CDC Reverses Guidelines Posted on Friday

On Friday, the CDC announced that coronavirus has the ability to travel further than six feet, causing restaurants and business owners to have to prepare to adapt and change the way they operate.

Posted: Sep 21, 2020 9:15 PM
Updated: Sep 22, 2020 9:23 AM

On Friday, The Centers for Disease Control and Prevention came out with new guidelines regarding the spread of COVID-19, but today, they say those guidelines are incorrect.

After months of following CDC guidelines during this coronavirus pandemic, businesses are struggling due to the limited capacity numbers allowed inside restaurants and the customer's fear to leave home and be in a restaurant.

And late last week, the CDC announced a new guideline erroneously posted saying the coronavirus spreads through airborne particles that can remain suspended in the air and travel beyond six feet.

This was a change in guidelines after the CDC had previously reported that the virus could only travel six feet at the furthest.
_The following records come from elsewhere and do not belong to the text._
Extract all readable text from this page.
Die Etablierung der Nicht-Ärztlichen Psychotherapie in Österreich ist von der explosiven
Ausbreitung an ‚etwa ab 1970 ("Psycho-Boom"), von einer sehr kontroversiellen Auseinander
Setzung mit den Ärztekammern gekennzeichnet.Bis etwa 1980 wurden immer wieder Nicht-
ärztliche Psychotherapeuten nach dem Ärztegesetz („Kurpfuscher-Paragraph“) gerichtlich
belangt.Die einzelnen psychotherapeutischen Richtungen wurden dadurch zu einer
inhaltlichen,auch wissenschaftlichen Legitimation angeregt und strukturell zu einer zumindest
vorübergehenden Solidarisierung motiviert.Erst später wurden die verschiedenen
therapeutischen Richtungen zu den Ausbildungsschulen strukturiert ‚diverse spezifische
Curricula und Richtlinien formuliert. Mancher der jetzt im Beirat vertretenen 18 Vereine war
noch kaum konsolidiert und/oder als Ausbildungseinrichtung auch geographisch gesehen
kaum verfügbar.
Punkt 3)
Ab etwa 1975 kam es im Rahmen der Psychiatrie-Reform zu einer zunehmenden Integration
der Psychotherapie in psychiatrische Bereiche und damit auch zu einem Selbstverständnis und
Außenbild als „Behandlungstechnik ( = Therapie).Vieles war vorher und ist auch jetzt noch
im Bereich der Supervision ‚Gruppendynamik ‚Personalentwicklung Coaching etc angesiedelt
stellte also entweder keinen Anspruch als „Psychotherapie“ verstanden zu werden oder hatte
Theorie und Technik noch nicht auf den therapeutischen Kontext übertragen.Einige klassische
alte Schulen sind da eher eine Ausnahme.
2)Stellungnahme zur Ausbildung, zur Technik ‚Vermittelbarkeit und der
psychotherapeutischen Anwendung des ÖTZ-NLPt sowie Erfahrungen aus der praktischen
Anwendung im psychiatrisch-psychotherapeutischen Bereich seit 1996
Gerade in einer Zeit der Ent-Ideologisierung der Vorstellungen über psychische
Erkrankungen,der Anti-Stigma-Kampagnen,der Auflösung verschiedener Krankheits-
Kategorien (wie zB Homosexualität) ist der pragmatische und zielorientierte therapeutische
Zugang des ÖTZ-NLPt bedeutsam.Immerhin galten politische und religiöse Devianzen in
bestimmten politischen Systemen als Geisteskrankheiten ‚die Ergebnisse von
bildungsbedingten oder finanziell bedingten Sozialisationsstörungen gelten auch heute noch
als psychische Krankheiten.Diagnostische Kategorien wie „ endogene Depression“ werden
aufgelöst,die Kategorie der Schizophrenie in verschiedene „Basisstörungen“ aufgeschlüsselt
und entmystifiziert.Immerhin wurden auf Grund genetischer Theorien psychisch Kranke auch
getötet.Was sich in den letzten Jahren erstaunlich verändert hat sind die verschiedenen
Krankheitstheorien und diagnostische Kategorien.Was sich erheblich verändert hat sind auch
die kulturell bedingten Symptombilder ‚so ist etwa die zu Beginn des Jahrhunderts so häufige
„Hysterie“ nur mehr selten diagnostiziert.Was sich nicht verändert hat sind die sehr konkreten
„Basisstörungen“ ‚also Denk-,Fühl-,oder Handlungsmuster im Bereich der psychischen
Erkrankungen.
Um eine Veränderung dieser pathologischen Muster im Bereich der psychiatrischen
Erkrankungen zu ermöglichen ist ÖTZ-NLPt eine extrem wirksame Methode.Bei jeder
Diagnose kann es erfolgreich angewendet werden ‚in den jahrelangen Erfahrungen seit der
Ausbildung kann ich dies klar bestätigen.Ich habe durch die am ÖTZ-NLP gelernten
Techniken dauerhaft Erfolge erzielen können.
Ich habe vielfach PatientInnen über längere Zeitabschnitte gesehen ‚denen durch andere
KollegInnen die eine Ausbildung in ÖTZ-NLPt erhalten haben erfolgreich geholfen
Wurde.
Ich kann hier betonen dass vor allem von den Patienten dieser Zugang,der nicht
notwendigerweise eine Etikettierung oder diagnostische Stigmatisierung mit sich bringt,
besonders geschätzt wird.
And with this change in guidelines, Evansville restaurants were prepared to adapt their policies once again to keep serving customers.

“So our lunch business is not there, but our dinner business is steadily growing," said David Tang, general manager of Comfort by the Cross Eyed Cricket. "Like I said, I don’t think we’re gonna get back to normal until sometime next year, but we have some great customers that are still loyal and come in.”

On Monday, the CDC came back out saying that the guideline changes announced on Friday that stated the virus could travel further than six feet was incorrect

But the Cross Eyed Cricket was prepared for this updated information thanks to blue light technology that they invested in months ago.

“The owners decide to put the UVK light in our air conditioner system," said Tang. "Takes the air in, goes through this blue light tunnel, and then it goes through a high filter, and then it comes out, and it’s constantly doing that, so that takes care of the virus.”

And this rescinding of public health information by the CDC has left some in the Evansville area confused and leery of trusting the CDC in the future.

David Abner - Evansville Resident

“It may, in the future, cause some skepticism over any information they release, and so, I think it’s going to make a lot of people really skeptical," said David Abner.

The CDC says they’re not sure how this false information was released on Friday, but they’re looking into it to make sure something like this doesn’t happen again.